DISCLAIMER: THIS IS A FUN TOOL TO USE. NOT MEANT TO BE TAKEN SERIOUSLY
This Python project defines a FastAPI web application that retrieves and compares football (soccer) statistics for Premier League clubs. The application scrapes data from "https://fbref.com" using BeautifulSoup and provides endpoints to fetch club-specific data, compare statistics between two clubs, and predict a winner based on various performance metrics.
- Fetch Club Data: Retrieve detailed statistics for a specified Premier League club.
- Compare Clubs: Compare statistics between two Premier League clubs.
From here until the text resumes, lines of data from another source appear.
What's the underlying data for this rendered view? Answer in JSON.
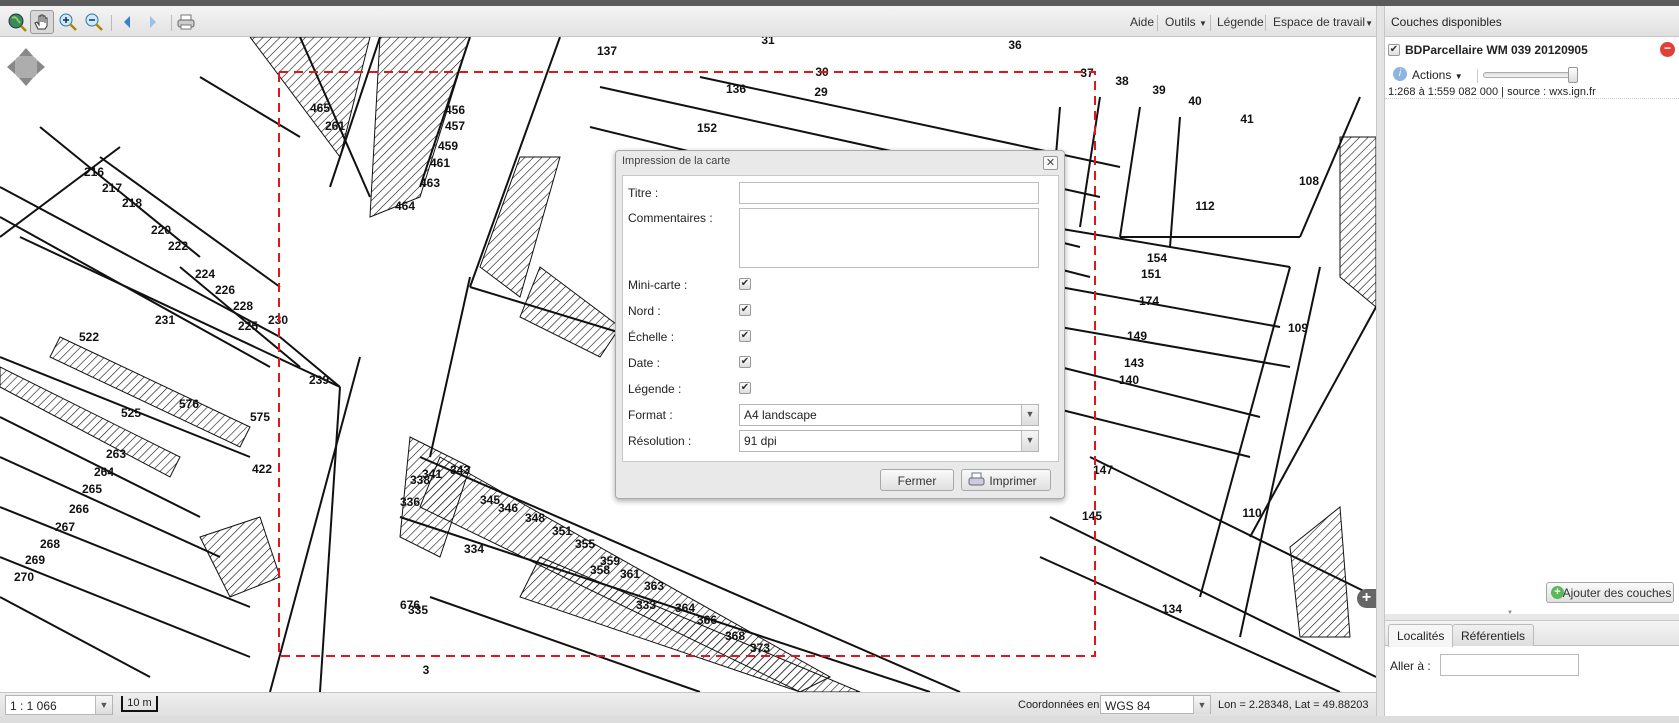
{
  "toolbar": {
    "tools": [
      "globe-zoom-icon",
      "pan-hand-icon",
      "zoom-in-icon",
      "zoom-out-icon",
      "previous-view-icon",
      "next-view-icon",
      "print-icon"
    ],
    "menu": {
      "help": "Aide",
      "tools": "Outils",
      "legend": "Légende",
      "workspace": "Espace de travail"
    }
  },
  "map": {
    "labels": [
      "36",
      "37",
      "38",
      "39",
      "40",
      "41",
      "136",
      "29",
      "30",
      "31",
      "137",
      "152",
      "108",
      "112",
      "154",
      "151",
      "174",
      "149",
      "143",
      "140",
      "109",
      "147",
      "145",
      "110",
      "134",
      "216",
      "217",
      "218",
      "220",
      "222",
      "231",
      "522",
      "576",
      "525",
      "263",
      "264",
      "265",
      "266",
      "267",
      "268",
      "269",
      "270",
      "422",
      "575",
      "334",
      "333",
      "676",
      "3",
      "230",
      "239",
      "225",
      "224",
      "226",
      "228",
      "465",
      "261",
      "456",
      "457",
      "459",
      "461",
      "463",
      "464",
      "345",
      "346",
      "348",
      "351",
      "355",
      "359",
      "361",
      "363",
      "364",
      "366",
      "368",
      "373",
      "338",
      "336",
      "341",
      "343",
      "335",
      "358"
    ],
    "print_extent_color": "#e0161b"
  },
  "status": {
    "scale": "1 : 1 066",
    "scalebar": "10 m",
    "coord_label": "Coordonnées en",
    "crs": "WGS 84",
    "position": "Lon = 2.28348, Lat = 49.88203"
  },
  "layers_panel": {
    "title": "Couches disponibles",
    "layer": {
      "name": "BDParcellaire WM 039 20120905",
      "checked": true,
      "actions": "Actions",
      "opacity": 1.0,
      "scale_range": "1:268 à 1:559 082 000",
      "separator": "|",
      "source": "source : wxs.ign.fr"
    },
    "add_button": "Ajouter des couches"
  },
  "search_panel": {
    "tabs": [
      "Localités",
      "Référentiels"
    ],
    "goto_label": "Aller à :",
    "goto_value": ""
  },
  "print_dialog": {
    "title": "Impression de la carte",
    "fields": {
      "title": "Titre :",
      "comments": "Commentaires :",
      "minimap": "Mini-carte :",
      "north": "Nord :",
      "scale": "Échelle :",
      "date": "Date :",
      "legend": "Légende :",
      "format": "Format :",
      "resolution": "Résolution :"
    },
    "values": {
      "title": "",
      "comments": "",
      "minimap": true,
      "north": true,
      "scale": true,
      "date": true,
      "legend": true,
      "format": "A4 landscape",
      "resolution": "91 dpi"
    },
    "buttons": {
      "close": "Fermer",
      "print": "Imprimer"
    }
  }
}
- Predict Match Outcome: Predict the winner between two Premier League clubs based on their performance metrics.
- Python 3.7+
- FastAPI
- BeautifulSoup4
- Uvicorn
-
Clone the repository:
```sh git clone https://github.com/muhtasim7/premier_league.git cd premier_league ```
-
Install the dependencies:
```sh pip install fastapi beautifulsoup4 uvicorn ```
-
Run the FastAPI application:
```sh uvicorn main:app --reload ```
-
Open your browser and navigate to
http://127.0.0.1:8000
.
- URL:
/
- Method:
GET
- Response:
{"Hello": "World"}
- URL:
/fpl_club_data
- Method:
GET
- Parameters:
club
(string) - The name of the Premier League club. - Response: JSON with detailed statistics for the specified club.
- URL:
/fpl_club_compare
- Method:
GET
- Parameters:
club1
(string),club2
(string) - The names of the two Premier League clubs to compare. - Response: JSON with comparison statistics between the two clubs.
- URL:
/fpl_who_will_win
- Method:
GET
- Parameters:
club1
(string),club2
(string) - The names of the two Premier League clubs. - Response: JSON with the predicted winner and relevant match statistics.
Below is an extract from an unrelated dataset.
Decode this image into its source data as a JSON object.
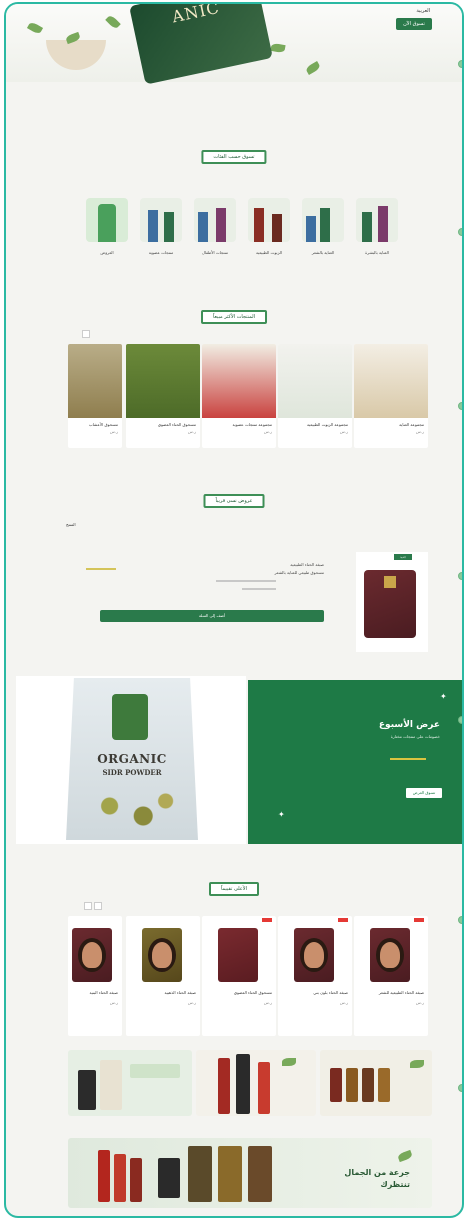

The application scrapes data from FBref using BeautifulSoup. It retrieves various performance metrics such as expected goals, progressive passing, possession percentage, and defensive statistics. These metrics are then used to compare clubs and predict match outcomes.
Contributions are welcome! Please open an issue or submit a pull request for any improvements or bug fixes.
This project is licensed under the MIT License. See the LICENSE file for details.